Diário de Bordos - Lisboa, 08-12-2022 - II

Apanhei duas vezes o eléctrico. Por acaso (no sentido em que nem olhei para o número dos ditos) era o 28, que in illo tempore eu aconselhava aos meus amigos como tendo o trajecto mais bonito de Lisboa. Hoje não me preocupo muito com o percurso: basta-me ir para onde não estou, mais depressa do que indo a pé. Como os sítios onde não estou são muitos mais do que aquele onde estou, que é só um, um eléctrico que pára numa paragem ao meu lado parece-me uma boa opção.  Uma opção inevitável, por assim dizer. De maneira lá vou eu para Campo de Ourique, levado por esse grande rio chamado Lisboa, parte sólida dessoutro chamado Tejo.

Antigamente conhecia os condutores dos eléctricos por wattmen. Parece que a designação correcta é guarda-freios. Gosto mais da designação inglesa: o homem dos watts, da potência. O guarda-freios controla os travões. Preciosistas: sei muito bem que controlar travões é a mesma coisa do que controlar os watts. Em termos práticos. Simbolicamente é o oposto e continuarei a preferir a designação da minha por assim dizer urgência. 

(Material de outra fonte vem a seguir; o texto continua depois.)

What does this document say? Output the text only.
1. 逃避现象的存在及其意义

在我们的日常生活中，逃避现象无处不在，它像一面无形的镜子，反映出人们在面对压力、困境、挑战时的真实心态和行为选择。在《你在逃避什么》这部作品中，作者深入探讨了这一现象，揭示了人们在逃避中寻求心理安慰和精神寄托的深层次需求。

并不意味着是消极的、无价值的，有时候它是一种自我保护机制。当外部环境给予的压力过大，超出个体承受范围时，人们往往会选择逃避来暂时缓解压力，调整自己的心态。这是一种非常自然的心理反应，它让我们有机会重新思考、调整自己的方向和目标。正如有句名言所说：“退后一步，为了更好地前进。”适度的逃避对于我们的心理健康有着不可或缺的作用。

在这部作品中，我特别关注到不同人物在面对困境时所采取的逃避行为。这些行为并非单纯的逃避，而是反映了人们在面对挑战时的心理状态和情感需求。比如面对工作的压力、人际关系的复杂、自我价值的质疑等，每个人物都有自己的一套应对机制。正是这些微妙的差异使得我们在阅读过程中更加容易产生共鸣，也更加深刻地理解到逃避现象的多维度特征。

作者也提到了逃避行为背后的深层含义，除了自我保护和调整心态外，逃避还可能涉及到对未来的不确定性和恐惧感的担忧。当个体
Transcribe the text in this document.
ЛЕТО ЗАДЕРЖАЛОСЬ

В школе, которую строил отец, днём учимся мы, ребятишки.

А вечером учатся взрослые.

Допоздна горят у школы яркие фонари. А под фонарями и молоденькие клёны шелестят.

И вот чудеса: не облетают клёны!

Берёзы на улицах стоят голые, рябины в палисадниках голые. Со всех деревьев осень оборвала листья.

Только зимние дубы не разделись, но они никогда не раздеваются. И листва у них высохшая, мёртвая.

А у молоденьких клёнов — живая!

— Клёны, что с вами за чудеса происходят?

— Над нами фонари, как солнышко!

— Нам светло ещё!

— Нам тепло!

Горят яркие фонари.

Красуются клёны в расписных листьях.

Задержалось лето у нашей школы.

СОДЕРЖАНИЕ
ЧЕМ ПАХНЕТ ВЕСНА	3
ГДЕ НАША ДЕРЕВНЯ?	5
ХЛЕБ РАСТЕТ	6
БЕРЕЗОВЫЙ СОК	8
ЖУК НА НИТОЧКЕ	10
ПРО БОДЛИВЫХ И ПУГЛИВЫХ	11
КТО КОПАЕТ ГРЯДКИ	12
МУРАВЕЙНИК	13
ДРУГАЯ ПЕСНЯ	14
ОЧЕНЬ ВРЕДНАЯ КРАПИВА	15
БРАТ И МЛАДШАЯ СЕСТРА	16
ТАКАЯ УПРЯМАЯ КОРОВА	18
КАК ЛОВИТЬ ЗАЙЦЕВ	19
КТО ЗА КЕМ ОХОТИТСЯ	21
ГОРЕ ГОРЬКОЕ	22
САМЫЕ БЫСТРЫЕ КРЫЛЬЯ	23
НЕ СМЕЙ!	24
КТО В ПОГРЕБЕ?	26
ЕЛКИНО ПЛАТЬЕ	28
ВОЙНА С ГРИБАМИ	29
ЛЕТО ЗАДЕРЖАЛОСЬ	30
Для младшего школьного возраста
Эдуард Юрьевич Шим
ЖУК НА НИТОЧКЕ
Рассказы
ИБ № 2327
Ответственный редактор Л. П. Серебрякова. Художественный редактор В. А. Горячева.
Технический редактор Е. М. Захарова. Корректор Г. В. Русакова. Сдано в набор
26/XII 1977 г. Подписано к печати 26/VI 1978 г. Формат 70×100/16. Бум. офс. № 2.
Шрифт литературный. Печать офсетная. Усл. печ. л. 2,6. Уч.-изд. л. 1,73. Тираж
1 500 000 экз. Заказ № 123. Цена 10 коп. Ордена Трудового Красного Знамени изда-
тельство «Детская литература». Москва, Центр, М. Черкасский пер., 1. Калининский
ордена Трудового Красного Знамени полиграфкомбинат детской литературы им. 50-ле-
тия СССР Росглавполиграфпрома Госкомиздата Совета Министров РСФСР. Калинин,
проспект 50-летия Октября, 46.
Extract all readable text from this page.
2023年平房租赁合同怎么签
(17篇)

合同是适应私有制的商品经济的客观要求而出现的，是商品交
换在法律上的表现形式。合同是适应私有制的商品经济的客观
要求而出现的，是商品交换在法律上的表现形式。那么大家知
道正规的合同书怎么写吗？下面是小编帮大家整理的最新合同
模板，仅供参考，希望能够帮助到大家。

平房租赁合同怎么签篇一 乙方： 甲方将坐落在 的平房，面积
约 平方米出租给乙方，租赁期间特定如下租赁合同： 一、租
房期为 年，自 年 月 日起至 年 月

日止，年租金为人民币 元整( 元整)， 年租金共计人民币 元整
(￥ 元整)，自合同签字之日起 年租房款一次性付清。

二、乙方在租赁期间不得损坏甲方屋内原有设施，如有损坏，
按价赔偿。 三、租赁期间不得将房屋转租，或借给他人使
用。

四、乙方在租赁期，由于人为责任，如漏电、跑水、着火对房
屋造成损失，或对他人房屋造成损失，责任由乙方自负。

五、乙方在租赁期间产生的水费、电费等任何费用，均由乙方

Inevitavelmente penso nas vírgulas: os portugueses gostam delas e de freios. Eu não gosto. Prefiro watts e potência ininterrupta, seja por virgulas seja por passageiros curiosos que se mantêm mesmo atrás do  wattman a ver como se conduz aquilo. (Já sei onde é o apito. É no botão encarnado à direita do tablier.) E frases corridas, escorreitas, em forma como um atleta para os cem metros barreiras. Um dia conseguirei, tal como hoje me mantive atrás do homem, separado de mim por uma folha de plástico devida sem dúvida às alterações climáticas. 

Desço na primeira paragem de Campo de Ourique. O vinho é muito melhor. As cidades são a forma que Deus encontrou de replicar o paraíso na Terra.